Most ideal 2023 lineup: LeMahieu 3B, Judge RF, Rizzo 1B, Stanton DH, Torres 2B, Bader CF, Cabrera LF, Trevino C, Volpe/Peraza SS. We’re trying to be somewhat realistic here — as in no trade for Bryan Reynolds to be the new left fielder — but this lineup would mean a healthy DJ LeMahieu, Cabrera manning left field, Kiner-Falefa either traded or in a utility role and some team trading for Josh Donaldson and a prospect.
Most random player: Anthony Banda. We could have picked Chi Chi Gonzalez, but by the time he was called up to pitch in a game, the Yankees had already clinched the AL East. Ronald Guzman also made a three-game cameo in September for an injured Rizzo, but he had been in the organization since spring training. Banda, meanwhile, signed as a free agent on Aug. 28 and pitched for the Yankees that night in Oakland. A few days later, he made his second and final appearance before being designated for assignment.
Estevan Florial’s choose-your-own-adventure story
If there was ever a time for Estevan Florial to play up to his potential at the big-league level, now would be it.
With the left-field free-agent market suddenly thin — the top options remaining are Jurickson Profar, A.J. Pollock and David Peralta — and any trade for a top left fielder (read: Bryan Reynolds) likely requiring a haul, it’s looking more and more like the Yankees could try to fill the void in-house.

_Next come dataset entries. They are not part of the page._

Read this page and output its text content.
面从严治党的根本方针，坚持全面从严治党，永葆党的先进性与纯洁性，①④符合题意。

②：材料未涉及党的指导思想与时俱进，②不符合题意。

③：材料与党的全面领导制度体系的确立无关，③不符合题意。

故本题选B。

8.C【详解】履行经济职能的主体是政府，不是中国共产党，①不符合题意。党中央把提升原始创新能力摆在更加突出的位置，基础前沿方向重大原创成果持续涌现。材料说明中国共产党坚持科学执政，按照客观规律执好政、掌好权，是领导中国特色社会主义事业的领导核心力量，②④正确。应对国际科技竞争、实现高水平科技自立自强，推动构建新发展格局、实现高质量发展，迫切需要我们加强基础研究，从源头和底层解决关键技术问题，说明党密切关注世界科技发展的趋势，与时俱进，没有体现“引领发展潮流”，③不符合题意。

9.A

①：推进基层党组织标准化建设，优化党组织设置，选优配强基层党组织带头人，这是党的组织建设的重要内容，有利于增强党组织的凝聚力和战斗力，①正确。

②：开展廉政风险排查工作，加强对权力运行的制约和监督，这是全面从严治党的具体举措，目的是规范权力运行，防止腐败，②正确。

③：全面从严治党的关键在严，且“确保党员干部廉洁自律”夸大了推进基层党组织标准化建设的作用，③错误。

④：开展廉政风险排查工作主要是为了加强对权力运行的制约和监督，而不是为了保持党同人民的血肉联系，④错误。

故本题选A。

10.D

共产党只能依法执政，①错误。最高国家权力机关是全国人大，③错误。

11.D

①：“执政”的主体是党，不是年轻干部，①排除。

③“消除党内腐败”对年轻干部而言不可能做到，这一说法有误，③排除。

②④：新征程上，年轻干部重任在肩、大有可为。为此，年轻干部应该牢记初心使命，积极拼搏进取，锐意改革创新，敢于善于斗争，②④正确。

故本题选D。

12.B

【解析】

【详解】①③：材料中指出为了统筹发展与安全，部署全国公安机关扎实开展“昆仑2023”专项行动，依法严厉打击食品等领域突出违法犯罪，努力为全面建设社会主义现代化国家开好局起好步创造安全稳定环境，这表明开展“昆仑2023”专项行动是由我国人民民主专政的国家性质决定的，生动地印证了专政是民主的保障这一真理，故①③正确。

That would likely fall on Oswaldo Cabrera, who might be more valuable in a versatile role, and Aaron Hicks, who is coming off a brutal season both offensively and defensively.
One of the only other options on the 40-man roster is Florial, now 25 years old. He seemed to put it all together, and stay healthy, last season at Triple-A, batting .283 with 39 steals and a .850 OPS. But when he was called up in August, he struggled to carry over that momentum and grab hold of the opportunity.
While Florial has not exactly received an extended look in any of his call-ups, across 29 games in the big leagues over the last three years, he has batted only .185 with a .579 OPS. And now he is out of minor league options.
The Yankees might leave the door open again for him this spring, but unless he finally barges through, he could more likely be in for a change of scenery.
The offseason roster churn, especially for players on the periphery of the 26- and 40-man rosters, can be unforgiving. Such was the case with Lucas Luetge, who was designated for assignment last week when the Yankees had to open a spot for the free-agent signing of Tommy Kahnle.
Luetge’s DFA was announced as the final sentence of a press release announcing the addition of Kahnle, then came back into focus on Wednesday when the Yankees traded him to the Braves for a pair of minor leaguers. It should be a solid landing spot for Luetge, joining a bullpen for the five-time defending NL East champs.
Luetge’s two seasons with the Yankees were his first in the majors since 2015, marking a scouting victory for the Yankees and a personal triumph for the 34-year-old lefty.
Now it’s up to the Yankees to find the next Luetge.